モスクワからマニラ、北京からブダペスト、アンカラからデリーに至るまで、国家主義の「ストロングマン(強権的な指導者)」が再び流行している。もし米国が共和党候補のドナルド・トランプ氏を大統領に選んだら、国際的な流行を追いかけているのであって、先頭で引っ張っているわけではない。
ストロングマンに魅了される流れは、独裁的な国と民主主義国の双方に広がっている。中国は10月末、習近平国家主席が今や共産党指導部の「核心」だと発表したとき、個人独裁に向かう危険な道をさらに一歩踏み出した。「核心」というのは、毛沢東主義のニュアンスを帯びた肩書だ。

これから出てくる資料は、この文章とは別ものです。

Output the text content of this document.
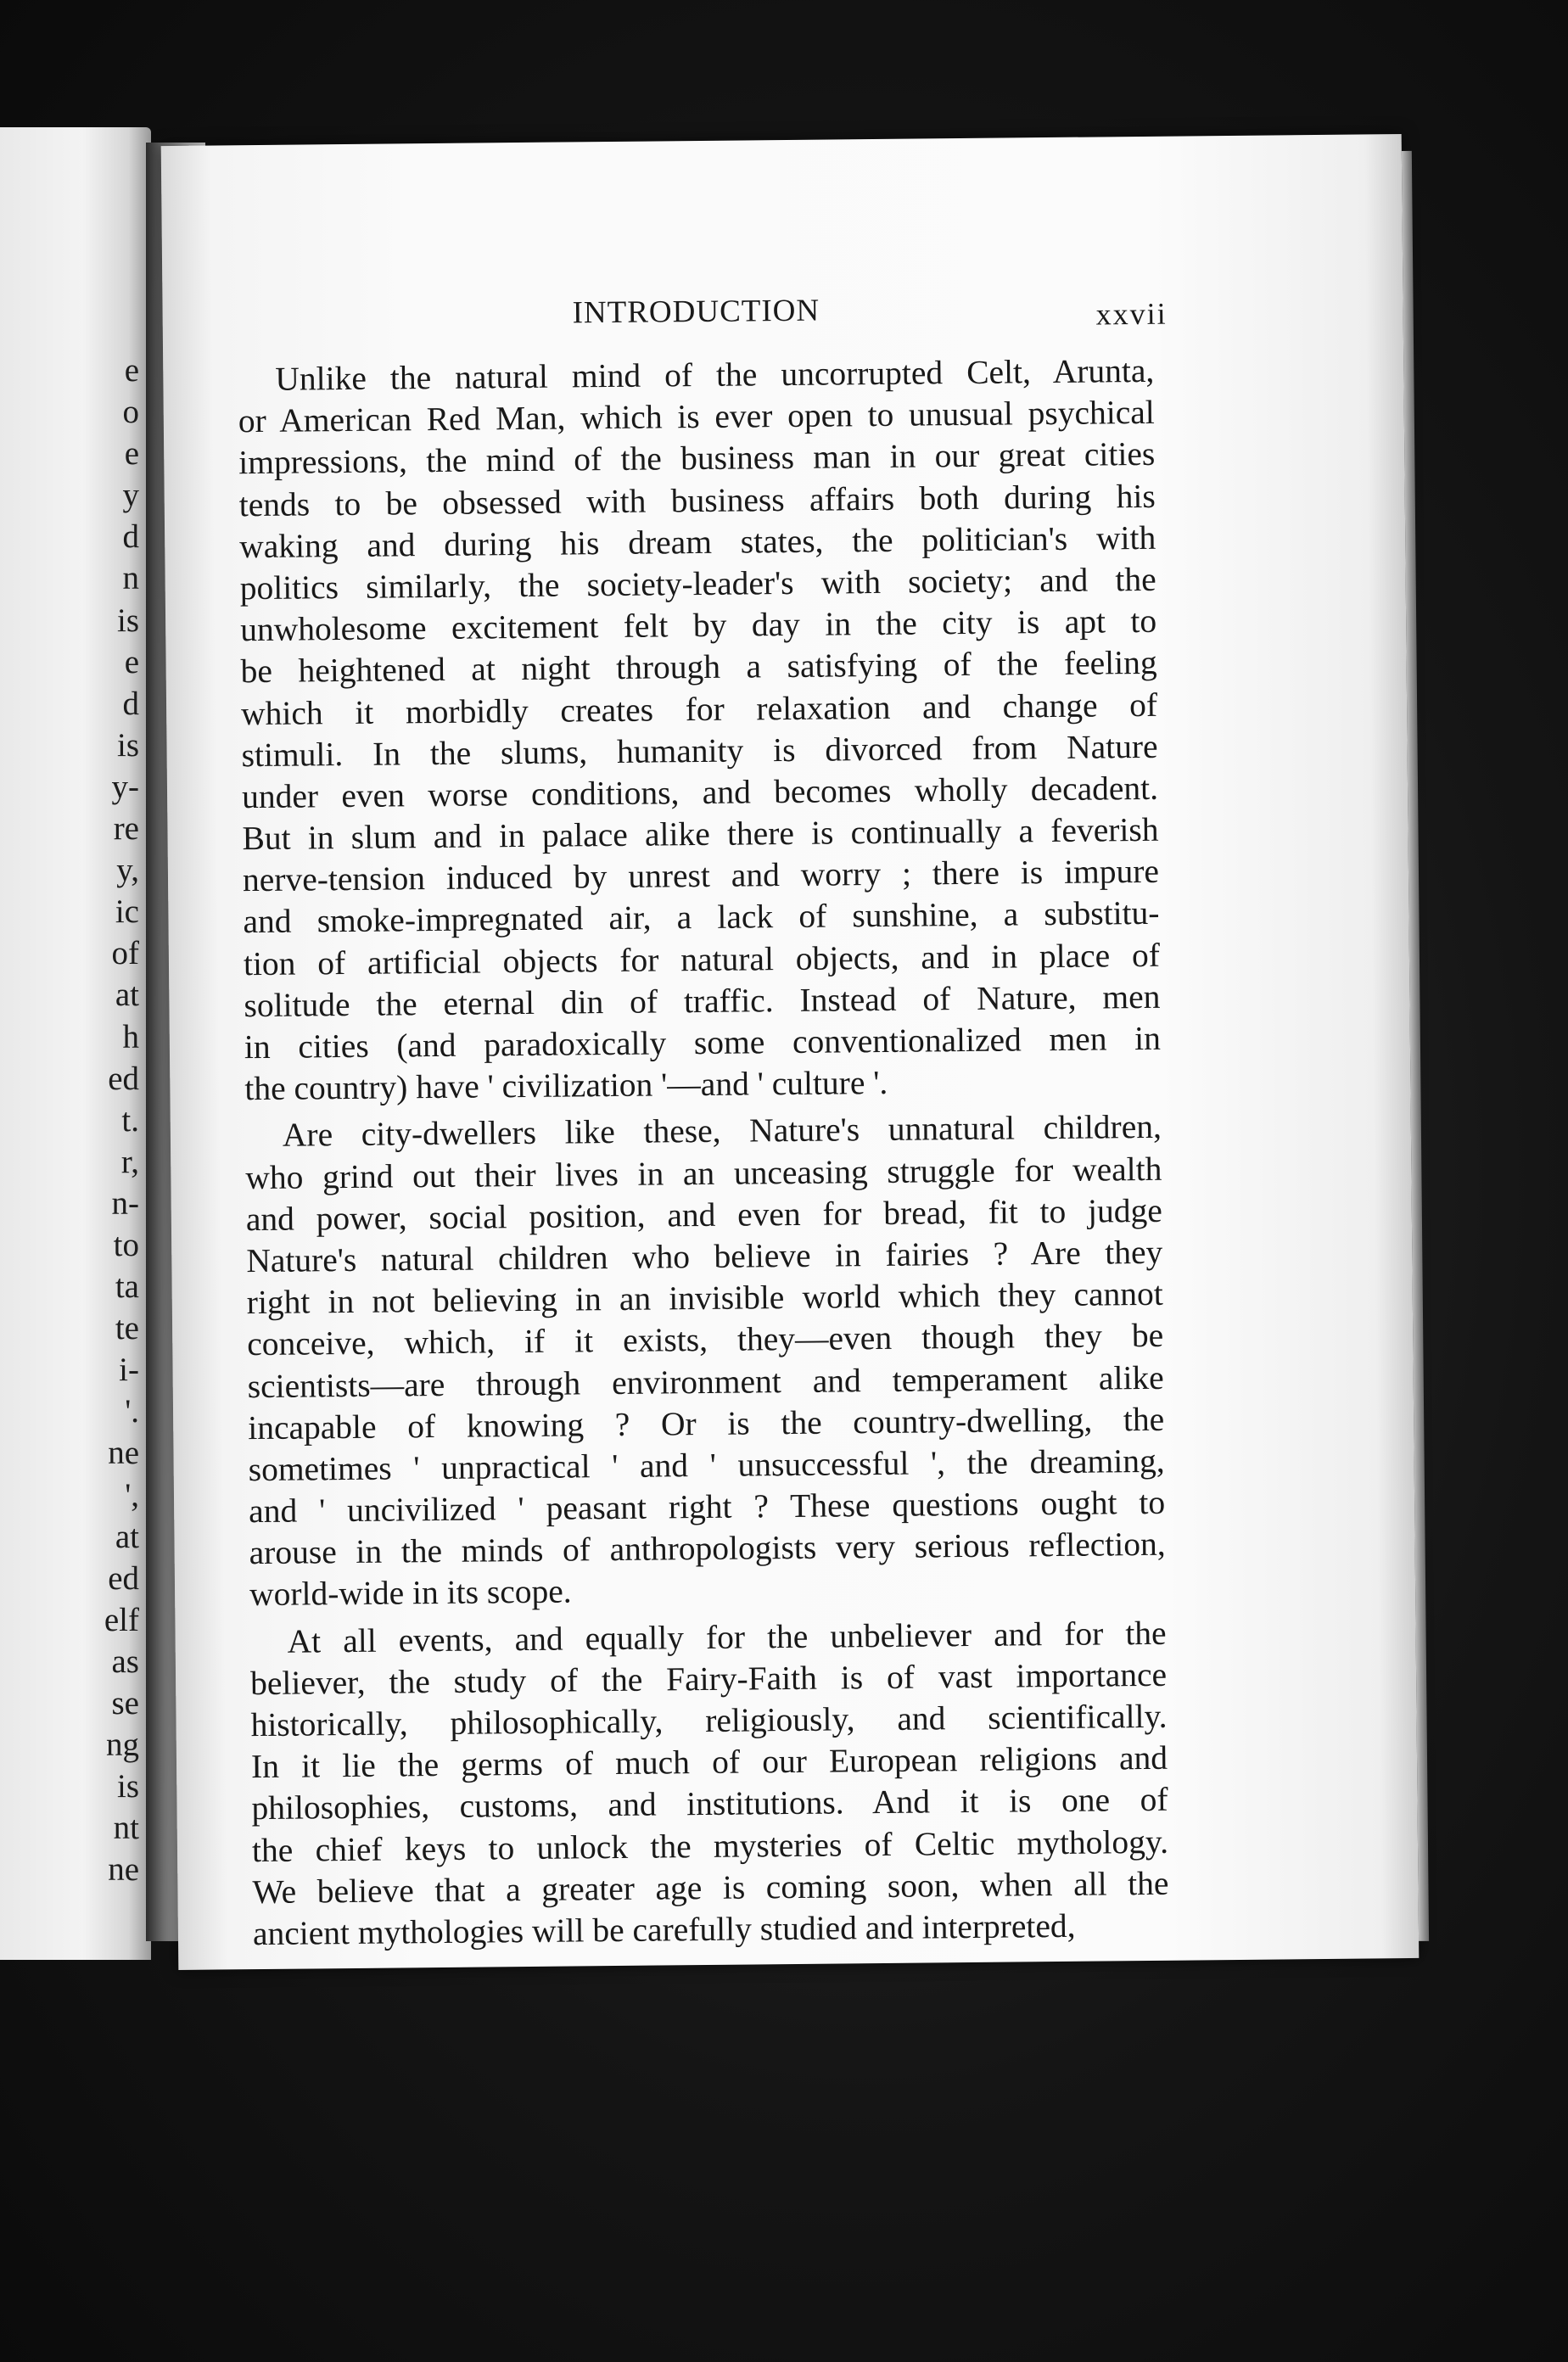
e
o
e
y
d
n
is
e
d
is
y-
re
y,
ic
of
at
h
ed
t.
r,
n-
to
ta
te
i-
'.
ne
',
at
ed
elf
as
se
ng
is
nt
ne
INTRODUCTION	xxvii
Unlike the natural mind of the uncorrupted Celt, Arunta,
or American Red Man, which is ever open to unusual psychical
impressions, the mind of the business man in our great cities
tends to be obsessed with business affairs both during his
waking and during his dream states, the politician's with
politics similarly, the society-leader's with society; and the
unwholesome excitement felt by day in the city is apt to
be heightened at night through a satisfying of the feeling
which it morbidly creates for relaxation and change of
stimuli. In the slums, humanity is divorced from Nature
under even worse conditions, and becomes wholly decadent.
But in slum and in palace alike there is continually a feverish
nerve-tension induced by unrest and worry ; there is impure
and smoke-impregnated air, a lack of sunshine, a substitu-
tion of artificial objects for natural objects, and in place of
solitude the eternal din of traffic. Instead of Nature, men
in cities (and paradoxically some conventionalized men in
the country) have ' civilization '—and ' culture '.
Are city-dwellers like these, Nature's unnatural children,
who grind out their lives in an unceasing struggle for wealth
and power, social position, and even for bread, fit to judge
Nature's natural children who believe in fairies ? Are they
right in not believing in an invisible world which they cannot
conceive, which, if it exists, they—even though they be
scientists—are through environment and temperament alike
incapable of knowing ? Or is the country-dwelling, the
sometimes ' unpractical ' and ' unsuccessful ', the dreaming,
and ' uncivilized ' peasant right ? These questions ought to
arouse in the minds of anthropologists very serious reflection,
world-wide in its scope.
At all events, and equally for the unbeliever and for the
believer, the study of the Fairy-Faith is of vast importance
historically, philosophically, religiously, and scientifically.
In it lie the germs of much of our European religions and
philosophies, customs, and institutions. And it is one of
the chief keys to unlock the mysteries of Celtic mythology.
We believe that a greater age is coming soon, when all the
ancient mythologies will be carefully studied and interpreted,
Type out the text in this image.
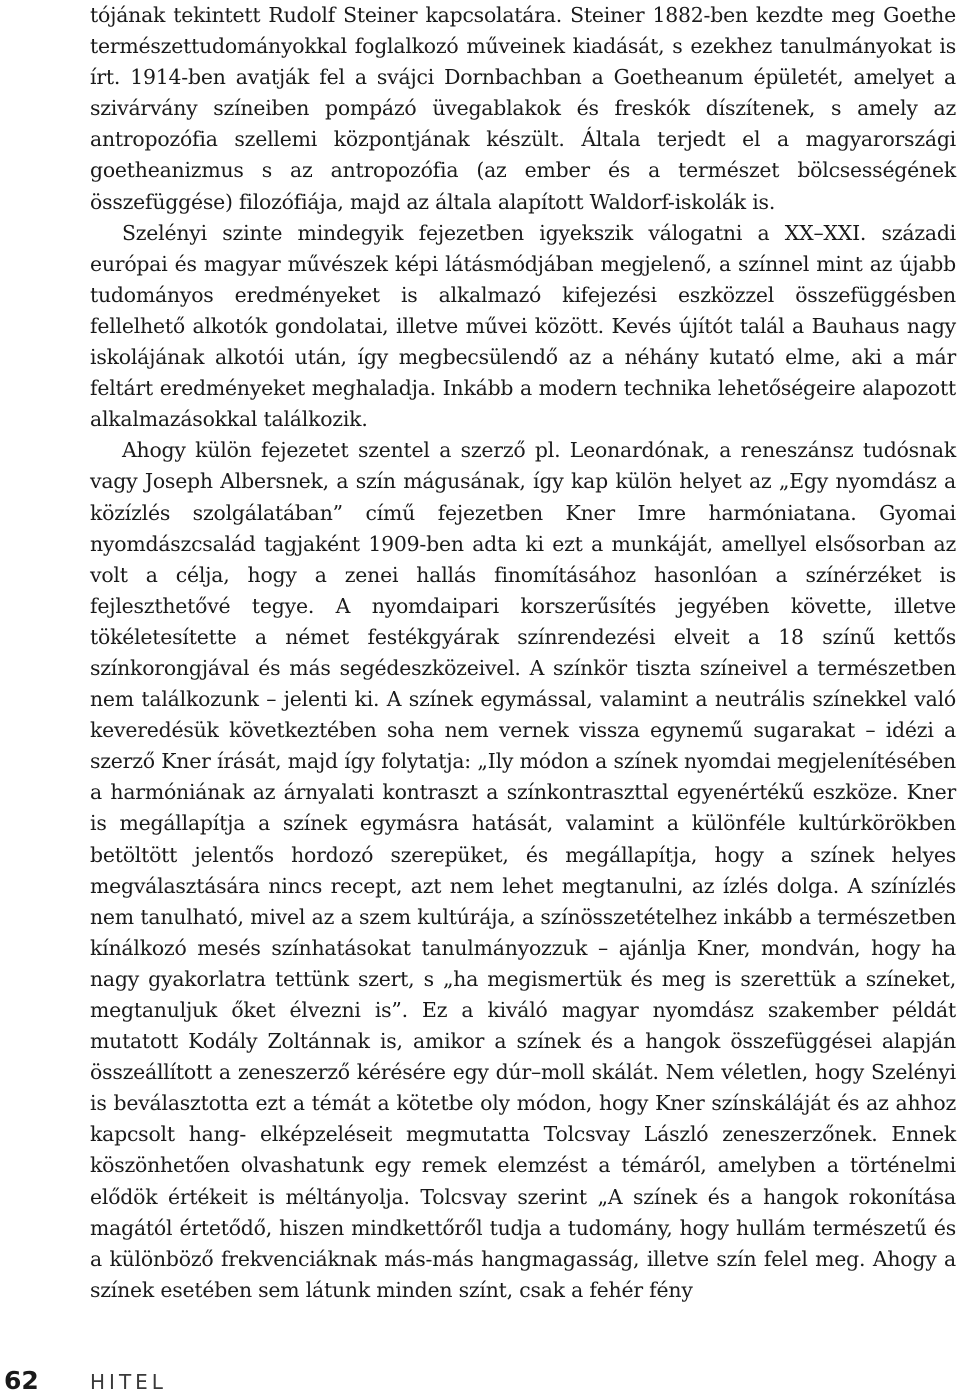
tójának tekintett Rudolf Steiner kapcsolatára. Steiner 1882-ben kezdte meg Goethe természettudományokkal foglalkozó műveinek kiadását, s ezekhez tanulmányokat is írt. 1914-ben avatják fel a svájci Dornbachban a Goetheanum épületét, amelyet a szivárvány színeiben pompázó üvegablakok és freskók díszítenek, s amely az antropozófia szellemi központjának készült. Általa terjedt el a magyarországi goetheanizmus s az antropozófia (az ember és a természet bölcsességének összefüggése) filozófiája, majd az általa alapított Waldorf-iskolák is.

Szelényi szinte mindegyik fejezetben igyekszik válogatni a XX–XXI. századi európai és magyar művészek képi látásmódjában megjelenő, a színnel mint az újabb tudományos eredményeket is alkalmazó kifejezési eszközzel összefüggésben fellelhető alkotók gondolatai, illetve művei között. Kevés újítót talál a Bauhaus nagy iskolájának alkotói után, így megbecsülendő az a néhány kutató elme, aki a már feltárt eredményeket meghaladja. Inkább a modern technika lehetőségeire alapozott alkalmazásokkal találkozik.

Ahogy külön fejezetet szentel a szerző pl. Leonardónak, a reneszánsz tudósnak vagy Joseph Albersnek, a szín mágusának, így kap külön helyet az „Egy nyomdász a közízlés szolgálatában” című fejezetben Kner Imre harmóniatana. Gyomai nyomdászcsalád tagjaként 1909-ben adta ki ezt a munkáját, amellyel elsősorban az volt a célja, hogy a zenei hallás finomításához hasonlóan a színérzéket is fejleszthetővé tegye. A nyomdaipari korszerűsítés jegyében követte, illetve tökéletesítette a német festékgyárak színrendezési elveit a 18 színű kettős színkorongjával és más segédeszközeivel. A színkör tiszta színeivel a természetben nem találkozunk – jelenti ki. A színek egymással, valamint a neutrális színekkel való keveredésük következtében soha nem vernek vissza egynemű sugarakat – idézi a szerző Kner írását, majd így folytatja: „Ily módon a színek nyomdai megjelenítésében a harmóniának az árnyalati kontraszt a színkontraszttal egyenértékű eszköze. Kner is megállapítja a színek egymásra hatását, valamint a különféle kultúrkörökben betöltött jelentős hordozó szerepüket, és megállapítja, hogy a színek helyes megválasztására nincs recept, azt nem lehet megtanulni, az ízlés dolga. A színízlés nem tanulható, mivel az a szem kultúrája, a színösszetételhez inkább a természetben kínálkozó mesés színhatásokat tanulmányozzuk – ajánlja Kner, mondván, hogy ha nagy gyakorlatra tettünk szert, s „ha megismertük és meg is szerettük a színeket, megtanuljuk őket élvezni is”. Ez a kiváló magyar nyomdász szakember példát mutatott Kodály Zoltánnak is, amikor a színek és a hangok összefüggései alapján összeállított a zeneszerző kérésére egy dúr–moll skálát. Nem véletlen, hogy Szelényi is beválasztotta ezt a témát a kötetbe oly módon, hogy Kner színskáláját és az ahhoz kapcsolt hang- elképzeléseit megmutatta Tolcsvay László zeneszerzőnek. Ennek köszönhetően olvashatunk egy remek elemzést a témáról, amelyben a történelmi elődök értékeit is méltányolja. Tolcsvay szerint „A színek és a hangok rokonítása magától értetődő, hiszen mindkettőről tudja a tudomány, hogy hullám természetű és a különböző frekvenciáknak más-más hangmagasság, illetve szín felel meg. Ahogy a színek esetében sem látunk minden színt, csak a fehér fény

62	HITEL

その習氏は先日、フィリピンのロドリゴ・ドゥテルテ大統領をもてなした。ドゥテルテ氏は選挙を経て権力を握ったが、威張り散らすスタイルと法を軽んじる態度は、新しいタイプの独裁者に典型的な特徴だ。世界の強権的指導者たちの「守護聖人」は、そのワンマン支配がまだ民主主義の外見的特徴を多少備えている、ロシアのウラジーミル・プーチン大統領である。
民主主義の形式と独裁の現実を織り交ぜた同じ体制は、ほかの強権的指導者も披露している。その一人はトルコのレジェップ・タイイップ・エルドアン大統領であり、程度はましだが、ハンガリーのオルバン・ビクトル首相だ。このほか、まだ正真正銘の民主主義体制の枠内で活動しているものの、その政治的アピールは、国家主義をはっきり帯びた毅然としたリーダーシップというイメージを基盤としている強権的指導者がいる。インドのナレンドラ・モディ首相や日本の安倍晋三首相などだ。
憂慮すべきことに、トランプ氏の政治スタイルは、プーチン、エルドアン両大統領といった最も独裁的なストロングマンと一番共通点が多い。
ロシアとトルコの指導者が描く外の世界は、自国に対して陰謀を企てる敵対勢力に満ちた場所だ。また彼らは、往々にして外部の敵と協力しているとされる「内なる敵」を引き合いに出す。プーチン氏とエルドアン氏は、習氏と同じように、外国人から受けた過去の屈辱を晴らす「国家の復興」を率いることも約束している。
■トランプ氏、ストロングマンと共通する特徴
トランプ氏は驚くほどよく似た政治物語を採用した。国家主義と自己憐憫(れんびん)、陰謀論、国家再生の約束という同じ要素を含むストーリーだ。トランプ氏はこう主張する――世界は米国を笑っている、米国内の自分の敵は外国のロビイストとぐるになっている、だが自分は「米国を再び偉大にする」と。
トランプ氏はさらに、米制度全体が腐敗していると断じ「泥沼を一掃する」と約束している。腐敗したエリートを統制するという、この(概してシニカルな)約束は、新たなストロングマンに共通する特徴だ。プーチン氏はロシアのオリガルヒ(新興財閥)を相手に、芝居がかった衝突を演出してみせた。習氏は猛烈な反腐敗運動に乗り出した。
程度の差こそあれ、こうした強権的指導者は皆、個人崇拝を促してきた。近年、中国では、習氏を賛美する流行歌が次々生まれた。ロシアのメディアは、さまざまなマッチョなポーズを取るプーチン氏の姿を紹介してきた。